Nacida en 1958 en las afueras de Londres, hija de un médico y una enfermera, Kate comenzó a componer a los 11 años. Su talento fue descubierto por David Gilmour, guitarrista de Pink Floyd y amigo de su hermano, quien la ayudó a firmar con EMI. Para entonces, ya tenía cientos de canciones escritas. Su debut, *The Kick Inside* (1978), incluía *Wuthering Heights* y marcó el inicio de una carrera definida por la independencia creativa. Apenas tres años después de abandonar la escuela para dedicarse a la música, ya era una estrella. Pero, a diferencia de la mayoría, Bush nunca se entregó al circuito de promoción. Con el tiempo, acumuló suficiente éxito económico como para prescindir de giras —solo hizo una, en 1979— y mantenerse alejada de los focos, sin perder nunca el control de su arte.

Influencia que trasciende generaciones

  • Su influencia llega hasta artistas contemporáneas como Rosalía, quien ha reconocido en varias ocasiones a Bush como una fuente de inspiración, especialmente en trabajos como *Reliquia*, incluida en el álbum *Motomami*.
  • La fusión entre lo divino y lo terrenal, lo sobrenatural y lo cotidiano en su música ha servido de modelo para una forma de pop autoral, compleja y altamente estilizada.
  • Un ejemplo claro es *The Sensual World* (1989), inspirada en el monólogo final de Molly Bloom en *Ulises* de James Joyce. Como no pudo obtener los derechos, escribió su propia letra; años después, en 2011, tras conseguir la autorización, regrabó la canción como *Flower of the Mountain*.

El renacimiento masivo de su música en 2022, gracias a la inclusión de *Running Up That Hill (A Deal With God)* en la serie *Stranger Things*, catapultó la canción al número uno en listas globales, 37 años después de su lanzamiento. Con más de 2.000 millones de reproducciones, su mensaje original —una reflexión sobre el amor, el entendimiento mutuo y el intercambio de roles entre géneros— resonó como nunca. “Es sobre lo que pasaría si un hombre pudiera ser una mujer y una mujer un hombre”, dijo Bush. “Tal vez así podrían comprenderse”.

Una presencia silenciosa, pero constante

Contrario a la imagen de reclusa que a veces se le atribuye, Kate Bush nunca ha dejado de crear.

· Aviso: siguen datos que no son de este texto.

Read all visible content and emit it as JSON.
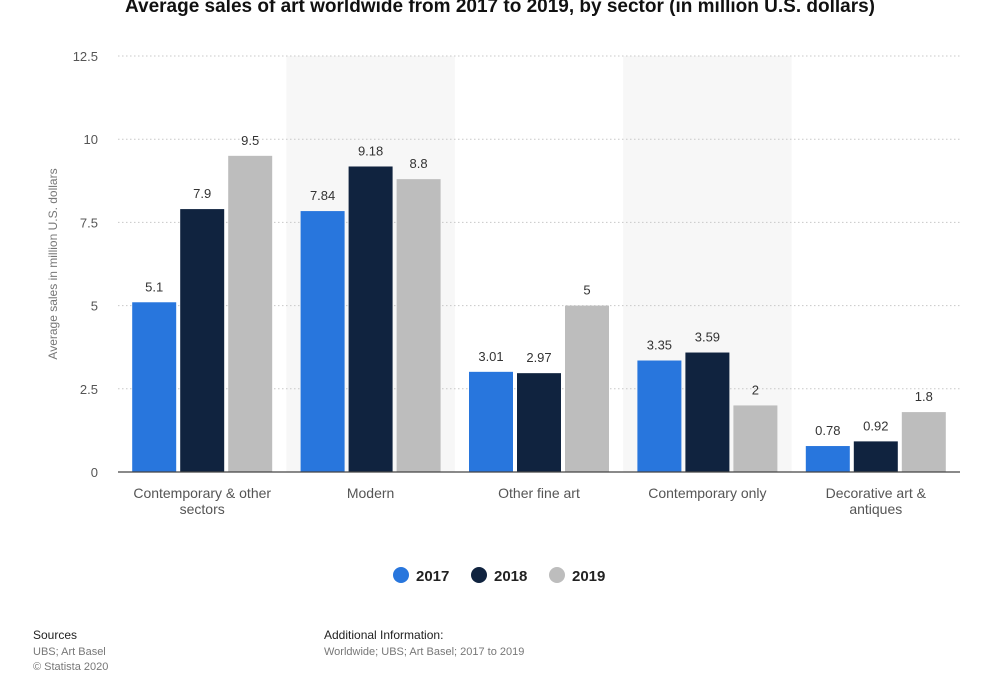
{
  "chart_data": {
    "type": "bar",
    "title": "Average sales of art worldwide from 2017 to 2019, by sector (in million U.S. dollars)",
    "xlabel": "",
    "ylabel": "Average sales in million U.S. dollars",
    "ylim": [
      0,
      12.5
    ],
    "yticks": [
      "0",
      "2.5",
      "5",
      "7.5",
      "10",
      "12.5"
    ],
    "yticks_values": [
      0,
      2.5,
      5,
      7.5,
      10,
      12.5
    ],
    "grid": true,
    "legend_position": "bottom-center",
    "categories": [
      [
        "Contemporary & other",
        "sectors"
      ],
      [
        "Modern"
      ],
      [
        "Other fine art"
      ],
      [
        "Contemporary only"
      ],
      [
        "Decorative art &",
        "antiques"
      ]
    ],
    "series": [
      {
        "name": "2017",
        "color": "#2876dd",
        "values": [
          5.1,
          7.84,
          3.01,
          3.35,
          0.78
        ],
        "labels": [
          "5.1",
          "7.84",
          "3.01",
          "3.35",
          "0.78"
        ]
      },
      {
        "name": "2018",
        "color": "#10233f",
        "values": [
          7.9,
          9.18,
          2.97,
          3.59,
          0.92
        ],
        "labels": [
          "7.9",
          "9.18",
          "2.97",
          "3.59",
          "0.92"
        ]
      },
      {
        "name": "2019",
        "color": "#bdbdbd",
        "values": [
          9.5,
          8.8,
          5,
          2,
          1.8
        ],
        "labels": [
          "9.5",
          "8.8",
          "5",
          "2",
          "1.8"
        ]
      }
    ]
  },
  "footer": {
    "sources_title": "Sources",
    "sources_lines": [
      "UBS; Art Basel",
      "© Statista 2020"
    ],
    "additional_title": "Additional Information:",
    "additional_text": "Worldwide; UBS; Art Basel; 2017 to 2019"
  }
}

Vive en la costa de Devon con su marido, Danny McIntosh, y su hijo Bertie, quien también es músico. Hace apenas unos años, compuso la banda sonora de un cortometraje animado para recaudar fondos para niños ucranianos. A lo largo de su carrera ha publicado una decena de álbumes, cada uno con una identidad singular, desde el pop experimental hasta la introspección lírica más profunda.

Su legado, lejos de depender de apariciones mediáticas, se sostiene en la calidad atemporal de su obra. Basta escuchar *Hounds of Love* (1985), un disco considerado una obra maestra, para entender por qué su influencia sigue intacta. Y si la nueva adaptación de *Cumbres Borrascosas* firmada por Emerald Fennell —con Margot Robbie y Jacob Elordi— decepciona por su falta de química, siempre queda el consuelo de los dos icónicos videoclips de Bush: uno en blanco, en interiores teatrales; otro en rojo, sobre colinas verdes. Ambos coreografiados por Lindsay Kemp, mentor también de David Bowie, donde su movimiento hipnótico, su belleza y misterio parecen congelar el tiempo. Como la novela de Brontë, Kate Bush es inmortal.